New York, June 26, 2002—Tajikistan’s Prosecutor General’s Office has dropped its criminal case against Dodojon Atovullo, editor and publisher of the Russian-language paper Chroghi Ruz. Authorities have been searching for Atovullo since May 2001, when he fled in exile to Germany.
According to a June 21 report from Interfax news agency, First Deputy Prosecutor General Azizmamad Imomov confirmed that the case against Atovullo had been thrown out and that the search for him has ended.
While welcoming the move, Atovullo told the Committee to Protect Journalists (CPJ) that he is wary of returning to Tajikistan. “The authorities may allow me to go back, but only in return for my silence,” he said.
Chroghi Ruz, which is published in Moscow and distributed throughout Central Asia, is an influential opposition newspaper.
Background
In the aftermath of Tajikistan’s declaration of independence from the Soviet Union in 1991, the Russian-backed government fought a civil war with the Islamic opposition for control of the country. During the struggle, which lasted five years, Atovullo was accused of attempting to overthrow the state as a result of critical reporting in his newspaper.

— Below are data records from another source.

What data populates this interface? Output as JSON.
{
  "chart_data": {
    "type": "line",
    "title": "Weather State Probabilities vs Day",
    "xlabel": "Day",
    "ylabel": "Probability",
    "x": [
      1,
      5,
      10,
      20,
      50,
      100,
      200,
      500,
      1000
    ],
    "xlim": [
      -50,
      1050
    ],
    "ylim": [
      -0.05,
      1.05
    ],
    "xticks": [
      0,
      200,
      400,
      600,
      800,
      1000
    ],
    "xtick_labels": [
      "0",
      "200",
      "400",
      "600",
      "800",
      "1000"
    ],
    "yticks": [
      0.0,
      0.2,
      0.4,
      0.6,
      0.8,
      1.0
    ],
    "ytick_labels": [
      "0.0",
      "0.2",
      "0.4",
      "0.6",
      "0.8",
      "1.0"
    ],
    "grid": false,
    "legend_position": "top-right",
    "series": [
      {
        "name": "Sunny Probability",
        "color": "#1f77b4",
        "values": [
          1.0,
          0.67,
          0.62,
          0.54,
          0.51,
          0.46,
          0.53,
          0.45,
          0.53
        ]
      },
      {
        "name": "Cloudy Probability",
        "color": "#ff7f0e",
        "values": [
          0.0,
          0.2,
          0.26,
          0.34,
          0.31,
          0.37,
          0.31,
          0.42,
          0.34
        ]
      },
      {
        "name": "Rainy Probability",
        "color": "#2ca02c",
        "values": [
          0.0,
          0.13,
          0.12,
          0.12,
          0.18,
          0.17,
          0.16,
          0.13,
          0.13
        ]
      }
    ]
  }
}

A peace agreement signed in June 1997 and an amnesty law passed two months later dismissed all legal cases against the state.
The Prosecutor General’s Office, however, revived this and other charges against Atovullo in April 2001, accusing him of insulting President Imomali Rakhmonov, supporting the violent removal of the constitutional order, and inciting ethnic, racial, and religious hatred.

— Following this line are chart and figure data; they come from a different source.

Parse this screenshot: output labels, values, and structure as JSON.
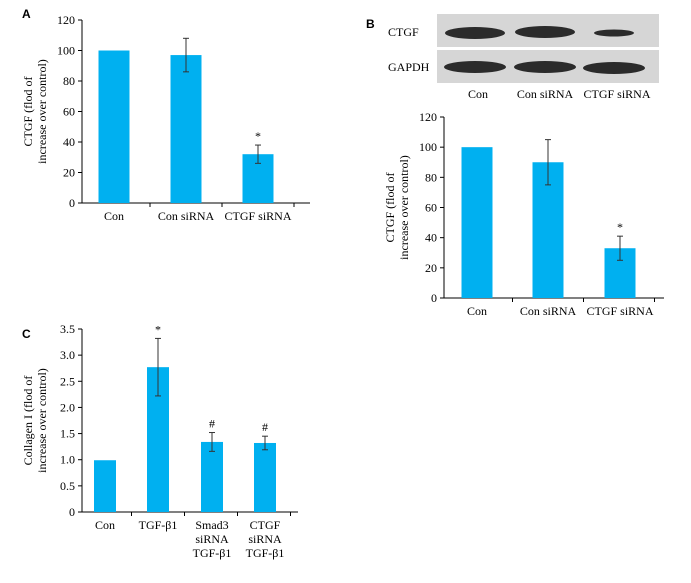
{
  "figure": {
    "panels": [
      "A",
      "B",
      "C"
    ]
  },
  "blot": {
    "row_labels": [
      "CTGF",
      "GAPDH"
    ],
    "lane_labels": [
      "Con",
      "Con siRNA",
      "CTGF siRNA"
    ],
    "colors": {
      "background": "#d6d6d6",
      "band": "#2b2b2b"
    }
  },
  "colors": {
    "bar": "#00b0f0",
    "axis": "#000000"
  },
  "chart_data": [
    {
      "id": "A",
      "type": "bar",
      "categories": [
        "Con",
        "Con siRNA",
        "CTGF siRNA"
      ],
      "values": [
        100,
        97,
        32
      ],
      "errors": [
        0,
        11,
        6
      ],
      "annotations": [
        "",
        "",
        "*"
      ],
      "ylabel_lines": [
        "CTGF (flod of",
        "increase over control)"
      ],
      "ylim": [
        0,
        120
      ],
      "yticks": [
        "0",
        "20",
        "40",
        "60",
        "80",
        "100",
        "120"
      ],
      "grid": false
    },
    {
      "id": "B",
      "type": "bar",
      "categories": [
        "Con",
        "Con siRNA",
        "CTGF siRNA"
      ],
      "values": [
        100,
        90,
        33
      ],
      "errors": [
        0,
        15,
        8
      ],
      "annotations": [
        "",
        "",
        "*"
      ],
      "ylabel_lines": [
        "CTGF (flod of",
        "increase over control)"
      ],
      "ylim": [
        0,
        120
      ],
      "yticks": [
        "0",
        "20",
        "40",
        "60",
        "80",
        "100",
        "120"
      ],
      "grid": false
    },
    {
      "id": "C",
      "type": "bar",
      "categories": [
        "Con",
        "TGF-β1",
        "Smad3\nsiRNA\nTGF-β1",
        "CTGF\nsiRNA\nTGF-β1"
      ],
      "values": [
        0.99,
        2.77,
        1.34,
        1.32
      ],
      "errors": [
        0,
        0.55,
        0.18,
        0.13
      ],
      "annotations": [
        "",
        "*",
        "#",
        "#"
      ],
      "ylabel_lines": [
        "Collagen I (flod of",
        "increase over control)"
      ],
      "ylim": [
        0,
        3.5
      ],
      "yticks": [
        "0",
        "0.5",
        "1.0",
        "1.5",
        "2.0",
        "2.5",
        "3.0",
        "3.5"
      ],
      "grid": false
    }
  ]
}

In July 2001, Atovullo was detained in a Moscow airport and held by Russian authorities while traveling from Germany to Uzbekistan. He was held for six days while Russian authorities considered an extradition request from the Tajik government. Atovullo was eventually released and returned to Germany.
On April 19, 2002, CPJ deputy director Joel Simon and Europe and Central Asia program coordinator Alex Lupis met with Tajik foreign minister Talbak Nazarov and Rashid Alimov, Tajikistan’s ambassador to the United Nations, in New York City to discuss Tajikistan’s press freedom record and to protest the government’s persecution of Atovullo.
Simon and Lupis argued that the government’s case against Atovullo was a politically motivated retaliation for his criticism of government officials and that such action stifled press freedom in Tajikistan by fostering fear and self-censorship among other journalists.